For a few days, the Internet collectively rooted for O’Neill and her bravery and her vision. For a short time before it was deleted, O’Neill’s Instagram account was reduced to a mere portion of the photos originally posted, and each caption was edited to reveal a vulnerable, softer, and perhaps realer side of herself.
It didn’t take long for the backlash to arrive. As suddenly as the Internet latched onto her ideals, it spurned opposition against her. People accused her of being a fake. She was marketing herself all over again, albeit in a different way! It was self-promotion all over again!
This is a letter to those people. This is, essentially, a letter to the haters.
Maybe you’re right. Maybe this is promotion, all over again. This time, though, I like to think that O’Neill is promoting not her own self, but the ideals she preaches. It takes an incredible amount of bravery to step forward so boldly online, no matter what message you are coming forward with. I felt self-conscious after even posting a Facebook status about which universities I was accepted into!
She is a girl. She is 19. I don’t pretend to know O’Neill at all, but I do know myself, and I am a 19-year-old girl who debates what to post on social media as well—and I don’t even have so many people looking at what I post.

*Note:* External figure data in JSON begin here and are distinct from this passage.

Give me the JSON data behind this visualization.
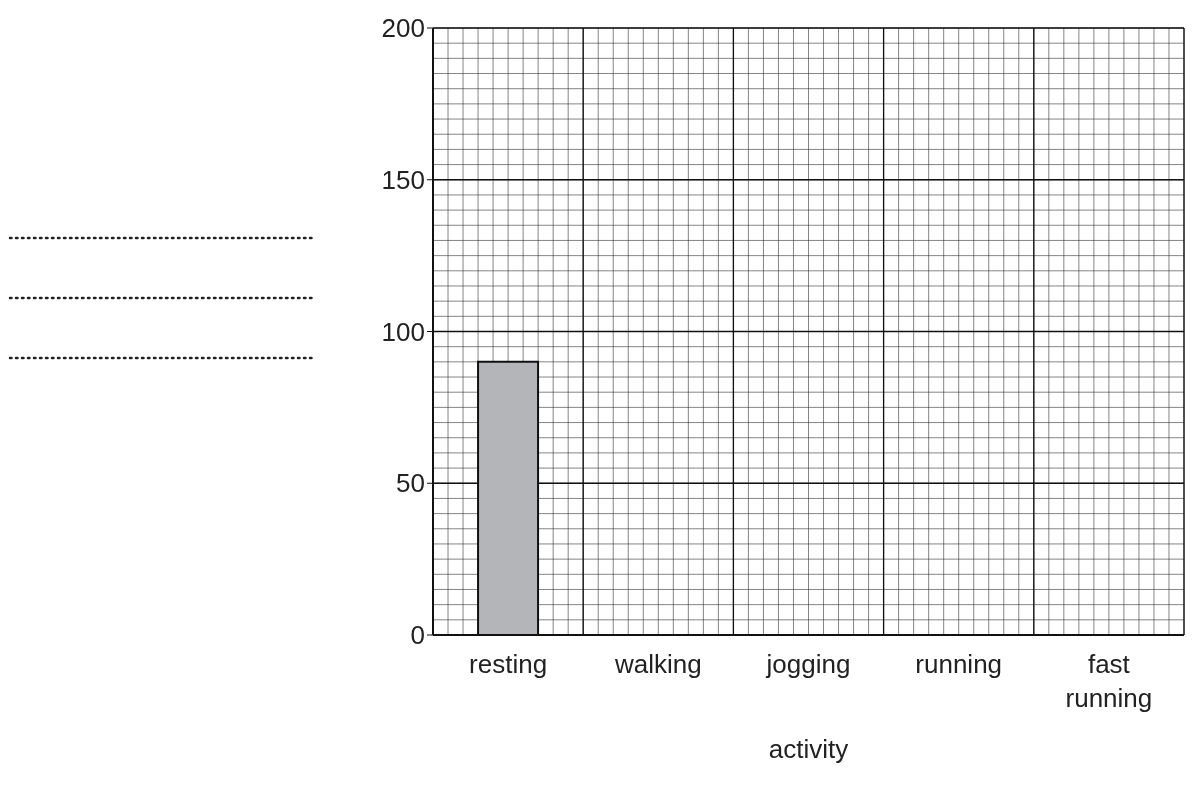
{
  "chart_data": {
    "type": "bar",
    "xlabel": "activity",
    "categories": [
      "resting",
      "walking",
      "jogging",
      "running",
      "fast running"
    ],
    "values": [
      90,
      null,
      null,
      null,
      null
    ],
    "color": "#b4b5b8",
    "ylim": [
      0,
      200
    ],
    "yticks": [
      0,
      50,
      100,
      150,
      200
    ],
    "grid": true
  }
}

Taking a stance publicly is a decision. I would argue that it is an even more intimidating one now, with the ever-important struggle of being politically correct. I like to think that even the most cynical of critics can recognize that this was not easy for O’Neill. Admittedly, I am one of the more naive ones; I am the optimist, the idealist, and the hopeful one. But don’t you agree that it is far better to be happy than to be sour-faced and angry?
There are some who believe that O’Neill is arguing for a complete disaffiliation from social media. And those people are right: Social media is not necessarily a bad thing. Like most technology, it stems from a desire to progress, which is (I like to think) good. Facebook and Instagram and Twitter brings people over long distances together in a personal way. I’ve relied on social media for many years to keep up with friends I moved away from in the middle of high school. I love social media! I love technology, I love advancement, and I love all the opportunities they bring.
It’s true that social media is not intrinsically harmful, but O’Neill does not attack social media. Keep in mind that social media had consumed her life for years. It brought her money, recognition, and the beginnings of a career. In the Western world, we tend to define ourselves by what we do. O’Neill was a social media model; social media was what she did.
She chose to cut it out of her life after such close proximity to it, but she did not frame it as the Big Bad Villain in our society. In fact, O’Neill has instead redirected her focus on social media platforms. She uploads videos approximately once a week to share her thoughts and connect with the online world. She has a website. She once “used it to let a number define [her],” but now she uses it to share her message.
It seems that O’Neill is only dissatisfied with the nature of social media platforms, and not social media itself. She writes in one of her blog posts, “BUT PLEASE CAN SOMEONE MAKE A SOCIAL SHARING PLATFORM NOT BASED ON VALIDATION IN VIEWS/FOLLOWERS/LIKES BUT SHARED FOR REAL VALUE AND LOVE. THANK YOU. PLEASE HURRY UP. “
I don’t think that’s an unreasonable request. In fact, I’d sign up for one of those platforms myself.
So haters, please, stop looking for a reason to hate. You just might find that there aren’t very many in the first place.